Basically, if you are over, then you are a chapter 13. If you are under, then you are a chapter 7.
So I just refunded a retainer payment to some clients who didn’t understand the difference between net and gross. With one child, the magical median income number was $78,581. They told me that their income was sitting at $72,000, so it should have been a simple chapter 7. Once they sent in their paystubs, it showed that they were pulling in $98,000 a year (gross). With payroll deductions, they were netting $72,000 a year (net).When I ran their income figures through my 6 month paystub analysis, Form 122 showed that they had over $2,000 a month left over to pay their creditors off. That means that they would have to be a chapter 13 with a repayment plan of up to $2,000 a month. They didn’t like this development at all, and I refunded their money.
Now remember that these numbers can be adjusted by child support payments (received or made), larger mortgages, huge tax debt, etc. It is a gross overgeneralization to say that if you are over that figure then you MUST be a chapter 13, but this is the baseline we start with.

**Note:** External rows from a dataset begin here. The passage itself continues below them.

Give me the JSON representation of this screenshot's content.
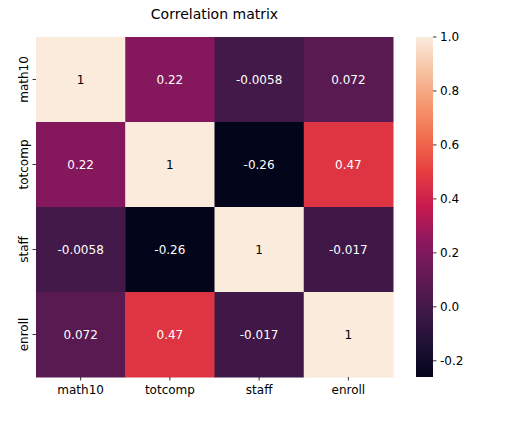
{
  "chart_data": {
    "type": "heatmap",
    "title": "Correlation matrix",
    "x_categories": [
      "math10",
      "totcomp",
      "staff",
      "enroll"
    ],
    "y_categories": [
      "math10",
      "totcomp",
      "staff",
      "enroll"
    ],
    "cells": [
      [
        1,
        0.22,
        -0.0058,
        0.072
      ],
      [
        0.22,
        1,
        -0.26,
        0.47
      ],
      [
        -0.0058,
        -0.26,
        1,
        -0.017
      ],
      [
        0.072,
        0.47,
        -0.017,
        1
      ]
    ],
    "data_labels": true,
    "colorbar_range": [
      -0.26,
      1
    ],
    "colorbar_ticks": [
      -0.2,
      {
        "value": 0,
        "label": "0.0"
      },
      0.2,
      0.4,
      0.6,
      0.8,
      {
        "value": 1,
        "label": "1.0"
      }
    ]
  }
}
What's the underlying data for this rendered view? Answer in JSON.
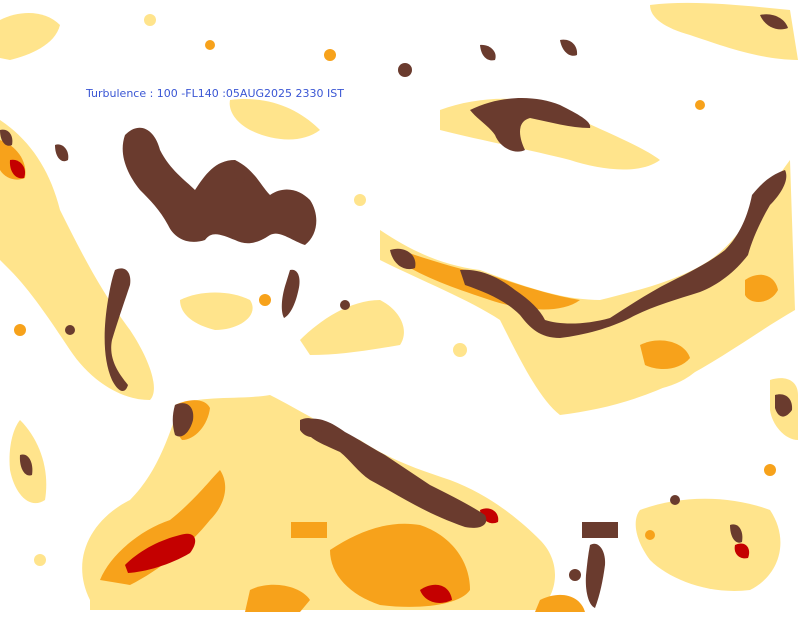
{
  "map": {
    "title": "Turbulence : 100 -FL140 :05AUG2025 2330 IST",
    "colors": {
      "light": "#FFE48C",
      "moderate": "#F7A21B",
      "severe": "#C40000",
      "extreme": "#6A3B2E",
      "background": "#FFFFFF",
      "title_text": "#3A56D4"
    }
  },
  "legend": {
    "swatches": [
      {
        "color": "#F7A21B"
      },
      {
        "color": "#6A3B2E"
      }
    ]
  }
}
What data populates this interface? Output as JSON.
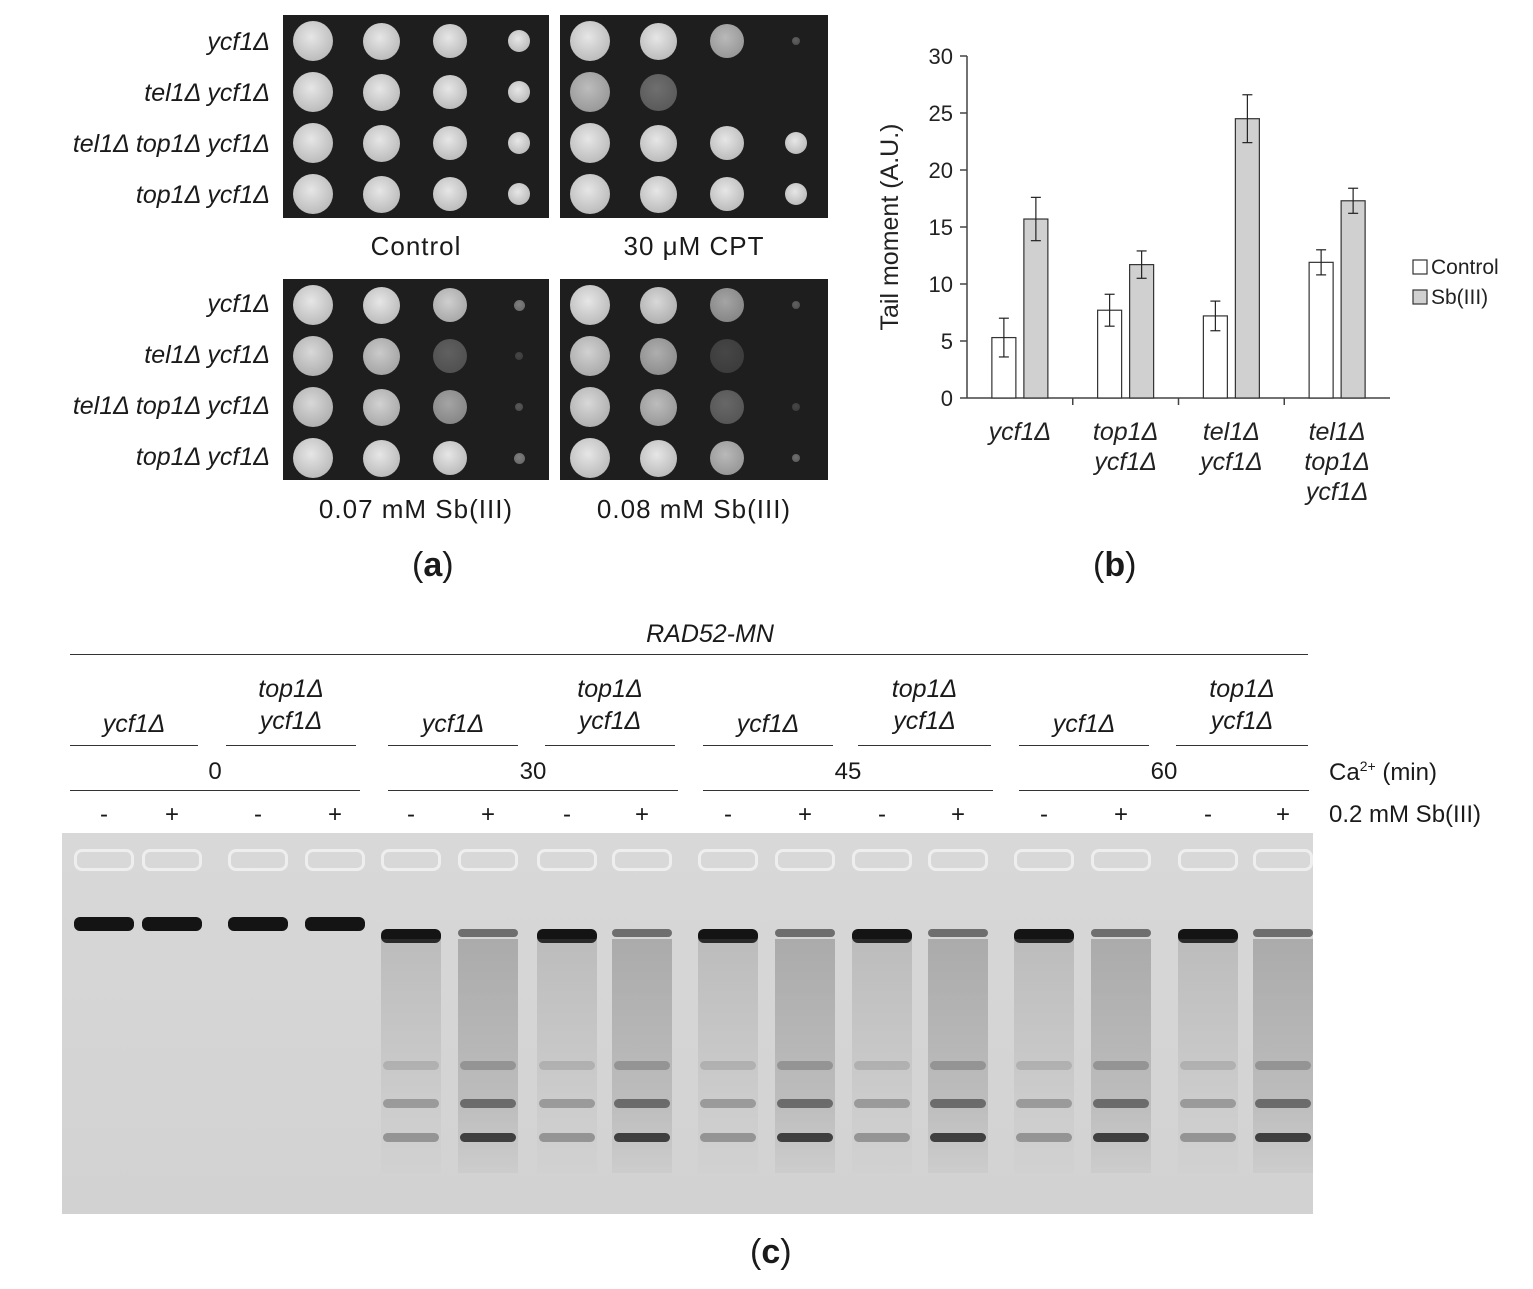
{
  "panel_a": {
    "strains_top": [
      "ycf1Δ",
      "tel1Δ ycf1Δ",
      "tel1Δ top1Δ ycf1Δ",
      "top1Δ ycf1Δ"
    ],
    "strains_bottom": [
      "ycf1Δ",
      "tel1Δ ycf1Δ",
      "tel1Δ top1Δ ycf1Δ",
      "top1Δ ycf1Δ"
    ],
    "conditions": [
      "Control",
      "30 μM CPT",
      "0.07 mM Sb(III)",
      "0.08 mM Sb(III)"
    ],
    "label_open": "(",
    "label_letter": "a",
    "label_close": ")"
  },
  "panel_b": {
    "label_open": "(",
    "label_letter": "b",
    "label_close": ")"
  },
  "chart_data": {
    "type": "bar",
    "ylabel": "Tail moment  (A.U.)",
    "xlabel": "",
    "ylim": [
      0,
      30
    ],
    "yticks": [
      0,
      5,
      10,
      15,
      20,
      25,
      30
    ],
    "categories": [
      [
        "ycf1Δ"
      ],
      [
        "top1Δ",
        "ycf1Δ"
      ],
      [
        "tel1Δ",
        "ycf1Δ"
      ],
      [
        "tel1Δ",
        "top1Δ",
        "ycf1Δ"
      ]
    ],
    "series": [
      {
        "name": "Control",
        "values": [
          5.3,
          7.7,
          7.2,
          11.9
        ],
        "errors": [
          1.7,
          1.4,
          1.3,
          1.1
        ],
        "color": "#ffffff"
      },
      {
        "name": "Sb(III)",
        "values": [
          15.7,
          11.7,
          24.5,
          17.3
        ],
        "errors": [
          1.9,
          1.2,
          2.1,
          1.1
        ],
        "color": "#d0d0d0"
      }
    ],
    "legend_position": "right",
    "grid": false
  },
  "panel_c": {
    "header": "RAD52-MN",
    "groups": [
      {
        "time": "0",
        "genotypes": [
          {
            "line1": "",
            "line2": "ycf1Δ"
          },
          {
            "line1": "top1Δ",
            "line2": "ycf1Δ"
          }
        ]
      },
      {
        "time": "30",
        "genotypes": [
          {
            "line1": "",
            "line2": "ycf1Δ"
          },
          {
            "line1": "top1Δ",
            "line2": "ycf1Δ"
          }
        ]
      },
      {
        "time": "45",
        "genotypes": [
          {
            "line1": "",
            "line2": "ycf1Δ"
          },
          {
            "line1": "top1Δ",
            "line2": "ycf1Δ"
          }
        ]
      },
      {
        "time": "60",
        "genotypes": [
          {
            "line1": "",
            "line2": "ycf1Δ"
          },
          {
            "line1": "top1Δ",
            "line2": "ycf1Δ"
          }
        ]
      }
    ],
    "signs": [
      "-",
      "+",
      "-",
      "+",
      "-",
      "+",
      "-",
      "+",
      "-",
      "+",
      "-",
      "+",
      "-",
      "+",
      "-",
      "+"
    ],
    "row_label_time": "Ca",
    "row_label_time_sup": "2+",
    "row_label_time_unit": " (min)",
    "row_label_treatment": "0.2 mM Sb(III)",
    "label_open": "(",
    "label_letter": "c",
    "label_close": ")"
  }
}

That being said, here are the current figures for Salt Lake County that we use on our Form 122 (6 month average of current monthly income and disposable income):
Married with 1 child: $78,581
Married with 2 children: $88,835
Married with 3 children: $97,835
Married with 4 children: $106,836
Married with 5 children: $115,835
Married with 6 children: $124,835
Married with 7 children: $133,835
Married with 8 children: $142,835
Married with 9 children: $151,835
Married with 10 children: $160,835
If you have more than 10 children, you’re probably going to be below median. I have 11 children, and I know how expensive that can be.